Biological Insights

Metabolism is a major source of cell information that combines information from the outside world with information from inside the cell to help cells make decisions about how to use nutrients, communicate, or change into new cells. This dual role has brought back a focus on metabolism in fields ranging from microbiology to cancer research. Metabolite concentrations are important for both mass and information transfer because they show many things about metabolic activity, such as metabolic fluxes, enzyme activity, and cell regulation.

Biotechnology: 

In biotechnology, the focus is often on engineering and understanding specific metabolic pathways, so targeted metabolomics is still the best way to do this. Targeted methods were used to look for bottlenecks in biosynthetic pathways, improve fermentation media compositions, detect toxic intra- or extracellular metabolites, or look for redox, energy, and cofactor imbalances in strains that had been engineered to make certain products.

Microbial interactions:

 In both industry and nature, microbes have to deal with unsuitable and constantly changing environments. Because cell adaptation must happen quickly, many stress mechanisms are based on metabolism. Because of this, metabolomics has been used a lot to study how bacteria respond to osmotic, temperature, oxidative, or acid stress. Also, there are bioprocess-specific responses to the toxic chemicals furfural and phenol and the biofuels ethanol and ethylbenzene, which are both bad for you.

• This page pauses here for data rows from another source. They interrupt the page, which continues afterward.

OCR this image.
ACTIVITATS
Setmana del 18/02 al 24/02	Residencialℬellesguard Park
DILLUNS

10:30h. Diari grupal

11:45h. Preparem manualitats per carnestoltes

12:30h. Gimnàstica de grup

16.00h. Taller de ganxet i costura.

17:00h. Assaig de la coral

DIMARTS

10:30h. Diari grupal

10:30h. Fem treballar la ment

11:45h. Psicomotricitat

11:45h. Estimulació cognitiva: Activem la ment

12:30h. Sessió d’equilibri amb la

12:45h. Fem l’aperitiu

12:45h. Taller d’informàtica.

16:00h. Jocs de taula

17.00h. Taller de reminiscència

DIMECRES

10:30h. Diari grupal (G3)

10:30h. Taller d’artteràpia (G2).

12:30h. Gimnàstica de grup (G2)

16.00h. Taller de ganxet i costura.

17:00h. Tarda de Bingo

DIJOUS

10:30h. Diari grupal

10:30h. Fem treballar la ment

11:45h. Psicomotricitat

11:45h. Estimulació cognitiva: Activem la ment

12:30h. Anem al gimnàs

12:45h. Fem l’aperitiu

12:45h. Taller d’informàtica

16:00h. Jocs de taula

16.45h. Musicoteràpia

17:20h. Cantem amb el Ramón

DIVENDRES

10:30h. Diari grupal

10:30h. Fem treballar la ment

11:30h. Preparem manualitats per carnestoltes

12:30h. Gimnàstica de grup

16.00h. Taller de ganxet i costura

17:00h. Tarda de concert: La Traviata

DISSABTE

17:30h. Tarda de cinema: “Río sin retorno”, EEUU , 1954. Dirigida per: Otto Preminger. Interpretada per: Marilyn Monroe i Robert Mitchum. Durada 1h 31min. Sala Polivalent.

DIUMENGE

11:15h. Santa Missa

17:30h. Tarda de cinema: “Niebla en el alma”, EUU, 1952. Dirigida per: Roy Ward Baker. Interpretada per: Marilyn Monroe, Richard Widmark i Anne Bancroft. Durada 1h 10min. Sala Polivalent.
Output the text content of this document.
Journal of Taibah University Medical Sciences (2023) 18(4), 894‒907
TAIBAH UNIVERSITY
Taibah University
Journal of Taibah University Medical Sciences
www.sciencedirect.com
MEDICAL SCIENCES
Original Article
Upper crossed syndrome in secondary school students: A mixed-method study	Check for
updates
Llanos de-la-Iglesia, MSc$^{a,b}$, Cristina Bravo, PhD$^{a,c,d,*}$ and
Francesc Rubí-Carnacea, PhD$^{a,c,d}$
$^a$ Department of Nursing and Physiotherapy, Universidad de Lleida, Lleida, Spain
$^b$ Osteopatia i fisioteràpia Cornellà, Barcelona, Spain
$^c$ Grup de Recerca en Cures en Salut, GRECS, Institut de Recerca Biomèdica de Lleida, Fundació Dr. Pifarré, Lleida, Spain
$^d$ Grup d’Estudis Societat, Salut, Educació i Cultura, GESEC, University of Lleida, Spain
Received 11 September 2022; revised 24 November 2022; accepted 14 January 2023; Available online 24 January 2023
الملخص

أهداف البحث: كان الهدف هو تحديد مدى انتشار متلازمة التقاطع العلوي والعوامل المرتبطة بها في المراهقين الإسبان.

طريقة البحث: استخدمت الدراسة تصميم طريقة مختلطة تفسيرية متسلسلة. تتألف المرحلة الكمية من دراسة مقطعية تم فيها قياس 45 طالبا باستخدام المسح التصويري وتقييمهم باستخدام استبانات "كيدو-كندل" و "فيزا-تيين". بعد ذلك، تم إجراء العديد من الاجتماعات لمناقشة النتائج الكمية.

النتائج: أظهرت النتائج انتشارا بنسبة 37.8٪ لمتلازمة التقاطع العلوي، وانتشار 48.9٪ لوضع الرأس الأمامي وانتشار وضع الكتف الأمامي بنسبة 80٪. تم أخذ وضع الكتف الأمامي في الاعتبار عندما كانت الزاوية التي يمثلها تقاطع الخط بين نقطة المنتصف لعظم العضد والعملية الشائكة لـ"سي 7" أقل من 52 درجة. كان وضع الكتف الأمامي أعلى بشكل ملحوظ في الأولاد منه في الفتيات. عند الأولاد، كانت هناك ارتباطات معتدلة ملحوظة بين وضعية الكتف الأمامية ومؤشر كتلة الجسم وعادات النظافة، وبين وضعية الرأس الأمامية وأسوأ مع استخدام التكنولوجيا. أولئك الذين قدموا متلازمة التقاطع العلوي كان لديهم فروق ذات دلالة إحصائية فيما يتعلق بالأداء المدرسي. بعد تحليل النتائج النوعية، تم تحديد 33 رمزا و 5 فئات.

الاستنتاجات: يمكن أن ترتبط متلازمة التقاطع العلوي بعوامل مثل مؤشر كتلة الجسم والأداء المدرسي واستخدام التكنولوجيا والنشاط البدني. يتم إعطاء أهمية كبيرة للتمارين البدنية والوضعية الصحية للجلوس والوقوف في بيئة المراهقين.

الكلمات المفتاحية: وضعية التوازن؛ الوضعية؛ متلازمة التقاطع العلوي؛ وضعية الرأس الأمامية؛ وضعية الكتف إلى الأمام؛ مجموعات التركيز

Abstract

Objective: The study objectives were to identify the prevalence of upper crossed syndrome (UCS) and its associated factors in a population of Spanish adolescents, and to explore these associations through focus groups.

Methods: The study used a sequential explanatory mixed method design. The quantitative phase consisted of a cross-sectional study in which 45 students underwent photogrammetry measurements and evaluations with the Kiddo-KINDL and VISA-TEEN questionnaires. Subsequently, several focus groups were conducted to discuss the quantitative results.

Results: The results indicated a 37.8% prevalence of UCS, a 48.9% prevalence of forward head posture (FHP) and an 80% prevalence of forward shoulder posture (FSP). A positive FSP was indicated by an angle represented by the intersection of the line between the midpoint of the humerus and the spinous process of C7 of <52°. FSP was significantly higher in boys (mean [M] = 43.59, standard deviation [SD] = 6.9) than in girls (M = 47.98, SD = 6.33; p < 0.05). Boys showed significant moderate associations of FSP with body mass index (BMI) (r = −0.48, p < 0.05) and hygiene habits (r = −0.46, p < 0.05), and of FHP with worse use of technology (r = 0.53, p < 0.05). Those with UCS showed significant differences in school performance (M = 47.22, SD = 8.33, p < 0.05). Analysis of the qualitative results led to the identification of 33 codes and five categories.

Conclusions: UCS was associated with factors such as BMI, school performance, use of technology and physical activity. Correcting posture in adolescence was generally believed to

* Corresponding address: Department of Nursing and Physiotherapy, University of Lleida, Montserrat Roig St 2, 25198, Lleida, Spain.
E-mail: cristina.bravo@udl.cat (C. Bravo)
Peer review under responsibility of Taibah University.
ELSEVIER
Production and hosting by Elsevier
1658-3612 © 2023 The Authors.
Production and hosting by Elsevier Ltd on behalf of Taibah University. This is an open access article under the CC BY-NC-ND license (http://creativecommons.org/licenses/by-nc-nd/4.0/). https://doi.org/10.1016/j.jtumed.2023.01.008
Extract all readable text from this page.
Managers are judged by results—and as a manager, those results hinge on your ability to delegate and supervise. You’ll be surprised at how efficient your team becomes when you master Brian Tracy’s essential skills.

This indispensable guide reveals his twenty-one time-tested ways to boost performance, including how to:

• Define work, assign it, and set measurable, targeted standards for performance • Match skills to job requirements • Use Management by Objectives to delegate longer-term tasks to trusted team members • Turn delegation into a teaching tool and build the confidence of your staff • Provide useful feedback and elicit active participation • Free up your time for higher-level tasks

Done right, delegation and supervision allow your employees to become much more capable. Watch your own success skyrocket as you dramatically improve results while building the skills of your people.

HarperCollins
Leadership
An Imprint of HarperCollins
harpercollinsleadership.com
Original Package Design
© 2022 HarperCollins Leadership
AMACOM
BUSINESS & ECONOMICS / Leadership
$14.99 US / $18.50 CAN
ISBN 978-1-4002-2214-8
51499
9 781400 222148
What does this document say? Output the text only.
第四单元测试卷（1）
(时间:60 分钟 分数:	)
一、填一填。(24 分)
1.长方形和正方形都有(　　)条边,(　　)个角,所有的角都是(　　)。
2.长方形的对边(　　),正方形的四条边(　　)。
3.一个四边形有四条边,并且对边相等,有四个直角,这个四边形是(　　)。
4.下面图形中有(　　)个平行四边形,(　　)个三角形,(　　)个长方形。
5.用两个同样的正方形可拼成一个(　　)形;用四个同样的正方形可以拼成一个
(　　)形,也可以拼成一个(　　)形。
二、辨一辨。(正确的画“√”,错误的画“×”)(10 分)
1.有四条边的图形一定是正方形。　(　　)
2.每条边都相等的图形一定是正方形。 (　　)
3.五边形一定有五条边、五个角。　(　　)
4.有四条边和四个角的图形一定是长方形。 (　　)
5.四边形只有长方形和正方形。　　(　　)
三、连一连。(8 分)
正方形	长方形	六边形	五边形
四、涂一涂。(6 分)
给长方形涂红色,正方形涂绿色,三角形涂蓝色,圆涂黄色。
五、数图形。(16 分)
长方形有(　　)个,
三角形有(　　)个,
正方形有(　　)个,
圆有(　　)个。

Functional genomics and mGWAS:

The growing availability of fully sequenced genomes is contrasted with the large number of genes that still don’t know what they do. Metabolomics has been used to figure out how orphan genes do their jobs, label orphan metabolic functions, and find new metabolic pathways. Targeted methods were used to test specific computer ideas about how enzymes might work or to describe specific reactions in a pathway.

Health and Disease:

Metabolomics is becoming more common in biomedical research because many diseases and health problems are caused by changes in metabolism. For example, it is used to find biomarkers. The wide range of nontargeted metabolomics methods makes it possible to find biomarker signatures made up of a lot of different metabolites, which could lead to more sensitive and specific detection of a lot of diseases, like cancer.

Biological Insights knowledge Graph:

A knowledge graph is a way to get data for machine learning methods that can help people solve complicated problems in the life sciences. This has become a lot more common in recent years. Biological Insights Knowledge Graph (BIKG) is a tool that brings together important data for drug development from both public and internal sources. It can help with everything from finding new targets to repurposing existing drugs. Organizational knowledge graphs need to be able to accurately describe the domain and let users search and query the data, but they also need to be able to handle multiple use cases and be able to support use case-specific machine learning models. The data models must also be simplified for later tasks, and the graph content must be easy to change for different use cases. Different projections of the graph content are needed to support a wider range of consumption modes. In this paper, we talk about how we built the BIKG graph and how we used it. We also talk about how the graph went from being made to being used.

Use of Knowledge graph:

1.Recently, there has been a lot of growth in the use of knowledge graphs in the field of living things.

2.Knowledge graphs are often used as the backbone for data integration in businesses.

3.They provide a common way to show and query data from different sources. With the recent advances in machine learning (ML), knowledge graphs have become even more important. 

4.They can be used to train ML models, and graph machine learning models in particular.

5.They can now be used as training data, which has to be taken into account when making knowledge graphs.

6.This changes how the design of the graphs is made. It can be hard for machine learning to work with data that has a very expressive schema because it can be hard to scale and spread signals too far away to be used.

7.Similarly, using the data as ML training data requires support for a wide range of ways to use the data, not just structured queries.

8.AstraZeneca is working on a project to build a knowledge graph that includes both public and internal data so that machine learning can help people find new things by looking at them. 

9.There are public databases like ChEMBL and Ensemble, as well as full-text publications that have been processed using Natural Language Processing (NLP) techniques.

Projections of graphs:

The graph is made up of several columnar data tables (node, mapping, and edge table) that make it easy to process quickly and reduce the size of the total data set. In the end, you get all the information you need, including mappings and other labels for nodes, as well as a lot of other features (contextual attributes for nodes, and underpinning evidence for edges). You can’t use this kind of graph because it has billions of rows and a hundred or even a thousand columns. If people don’t have the tools to process big data, even simple tasks like querying the graph or making edge sets can be difficult. In order to help users and make the graph more accessible to a wide range of people in the company, the pipeline makes a number of different formats, called graph projections.

Conclusion:

It’s been hard to do nontargeted metabolomics because of three problems so far. First, the coverage of the metabolome and the speed of analysis used to limit what could be seen. But now, new methods deal well with both of these issues. Second, a systematic way to identify metabolites based on mass spectra is important, but some ambiguity is OK in exchange for a wide range of coverage and short measurement times.